• Neuroreport · Jan 2012

    Associative working memory and subsequent episodic memory in Alzheimer's disease.

    • Bonnie van Geldorp, Elke P C Konings, Ilse A D A van Tilborg, and Roy P C Kessels.
    • Donders Institute for Brain, Cognition and Behaviour, Radboud University Nijmegen, Nijmegen, The Netherlands. b.vangeldorp@donders.ru.nl
    • Neuroreport. 2012 Jan 25; 23 (2): 119-23.
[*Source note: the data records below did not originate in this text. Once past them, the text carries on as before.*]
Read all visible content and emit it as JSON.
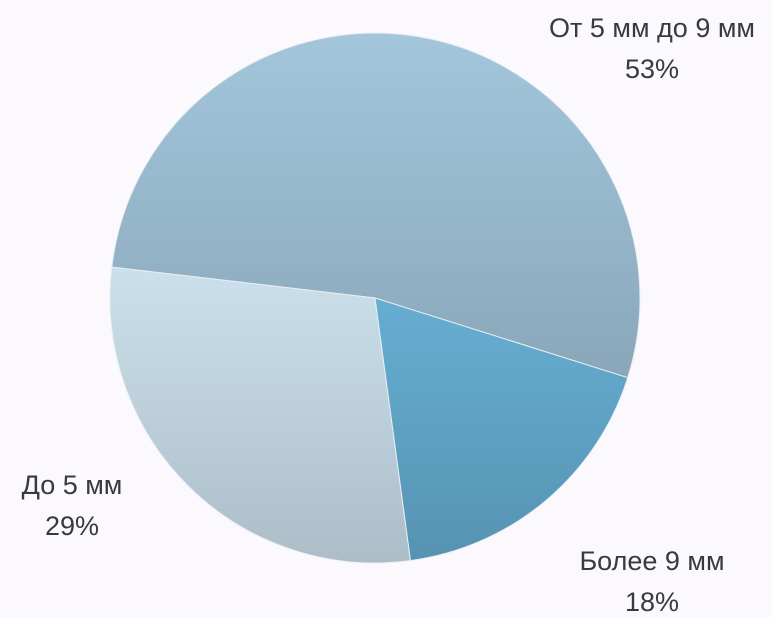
{
  "chart_data": {
    "type": "pie",
    "categories": [
      "От 5 мм до 9 мм",
      "До 5 мм",
      "Более 9 мм"
    ],
    "values": [
      53,
      29,
      18
    ],
    "value_labels": [
      "53%",
      "29%",
      "18%"
    ],
    "colors": [
      "#9dbed3",
      "#c3d7e3",
      "#62a7ca"
    ]
  }
}
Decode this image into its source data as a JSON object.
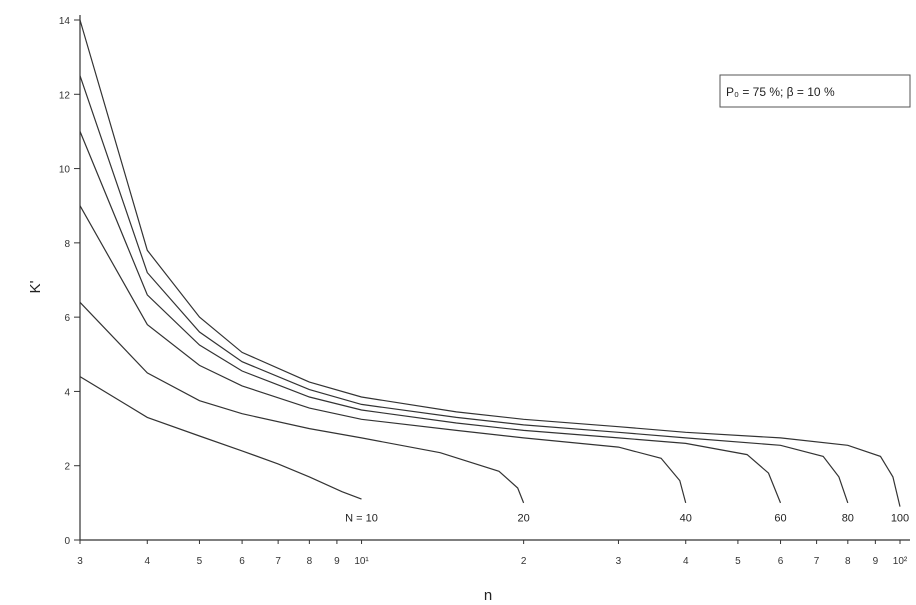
{
  "chart_data": {
    "type": "line",
    "xlabel": "n",
    "ylabel": "K'",
    "xscale": "log",
    "xlim": [
      3,
      100
    ],
    "ylim": [
      0,
      14
    ],
    "yticks": [
      0,
      2,
      4,
      6,
      8,
      10,
      12,
      14
    ],
    "xticks": [
      {
        "value": 3,
        "label": "3"
      },
      {
        "value": 4,
        "label": "4"
      },
      {
        "value": 5,
        "label": "5"
      },
      {
        "value": 6,
        "label": "6"
      },
      {
        "value": 7,
        "label": "7"
      },
      {
        "value": 8,
        "label": "8"
      },
      {
        "value": 9,
        "label": "9"
      },
      {
        "value": 10,
        "label": "10¹"
      },
      {
        "value": 20,
        "label": "2"
      },
      {
        "value": 30,
        "label": "3"
      },
      {
        "value": 40,
        "label": "4"
      },
      {
        "value": 50,
        "label": "5"
      },
      {
        "value": 60,
        "label": "6"
      },
      {
        "value": 70,
        "label": "7"
      },
      {
        "value": 80,
        "label": "8"
      },
      {
        "value": 90,
        "label": "9"
      },
      {
        "value": 100,
        "label": "10²"
      }
    ],
    "legend_text": "P₀ = 75 %; β = 10 %",
    "legend_position": "top-right",
    "grid": false,
    "series": [
      {
        "name": "N = 10",
        "x": [
          3,
          4,
          5,
          6,
          7,
          8,
          9.2,
          10
        ],
        "y": [
          4.4,
          3.3,
          2.8,
          2.4,
          2.05,
          1.7,
          1.3,
          1.1
        ]
      },
      {
        "name": "20",
        "x": [
          3,
          4,
          5,
          6,
          8,
          10,
          14,
          18,
          19.5,
          20
        ],
        "y": [
          6.4,
          4.5,
          3.75,
          3.4,
          3.0,
          2.75,
          2.35,
          1.85,
          1.4,
          1.0
        ]
      },
      {
        "name": "40",
        "x": [
          3,
          4,
          5,
          6,
          8,
          10,
          15,
          20,
          30,
          36,
          39,
          40
        ],
        "y": [
          9.0,
          5.8,
          4.7,
          4.15,
          3.55,
          3.25,
          2.95,
          2.75,
          2.5,
          2.2,
          1.6,
          1.0
        ]
      },
      {
        "name": "60",
        "x": [
          3,
          4,
          5,
          6,
          8,
          10,
          15,
          20,
          30,
          40,
          52,
          57,
          60
        ],
        "y": [
          11.0,
          6.6,
          5.25,
          4.55,
          3.85,
          3.5,
          3.15,
          2.95,
          2.75,
          2.6,
          2.3,
          1.8,
          1.0
        ]
      },
      {
        "name": "80",
        "x": [
          3,
          4,
          5,
          6,
          8,
          10,
          15,
          20,
          30,
          40,
          60,
          72,
          77,
          80
        ],
        "y": [
          12.5,
          7.2,
          5.6,
          4.8,
          4.05,
          3.65,
          3.3,
          3.1,
          2.9,
          2.75,
          2.55,
          2.25,
          1.7,
          1.0
        ]
      },
      {
        "name": "100",
        "x": [
          3,
          4,
          5,
          6,
          8,
          10,
          15,
          20,
          30,
          40,
          60,
          80,
          92,
          97,
          100
        ],
        "y": [
          14.0,
          7.8,
          6.0,
          5.05,
          4.25,
          3.85,
          3.45,
          3.25,
          3.05,
          2.9,
          2.75,
          2.55,
          2.25,
          1.7,
          0.9
        ]
      }
    ],
    "series_labels": [
      {
        "text": "N = 10",
        "x": 10.0,
        "y": 0.6
      },
      {
        "text": "20",
        "x": 20.0,
        "y": 0.6
      },
      {
        "text": "40",
        "x": 40.0,
        "y": 0.6
      },
      {
        "text": "60",
        "x": 60.0,
        "y": 0.6
      },
      {
        "text": "80",
        "x": 80.0,
        "y": 0.6
      },
      {
        "text": "100",
        "x": 100.0,
        "y": 0.6
      }
    ]
  }
}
    AbstractRecent studies indicate deficits in associative working memory in patients with medial-temporal lobe amnesia. However, it is unclear whether these deficits reflect working memory processing or are due to hippocampally mediated long-term memory impairment. We investigated associative working memory in relation to subsequent episodic memory formation in patients with early Alzheimer's disease to examine whether these findings reflect deficits in long-term encoding rather than 'pure' working memory processing. Nineteen patients with Alzheimer's disease and 21 controls performed a working memory task in which objects had to be searched at different locations. The subsequent episodic memory test required participants to reposition objects to their original locations. Patients with Alzheimer's disease were impaired on associative working memory and subsequent episodic memory, but they performed above chance at high-load episodic memory trials. This suggests that when working memory capacity is exceeded, long-term memory compensates.© 2012 Wolters Kluwer Health | Lippincott Williams & Wilkins.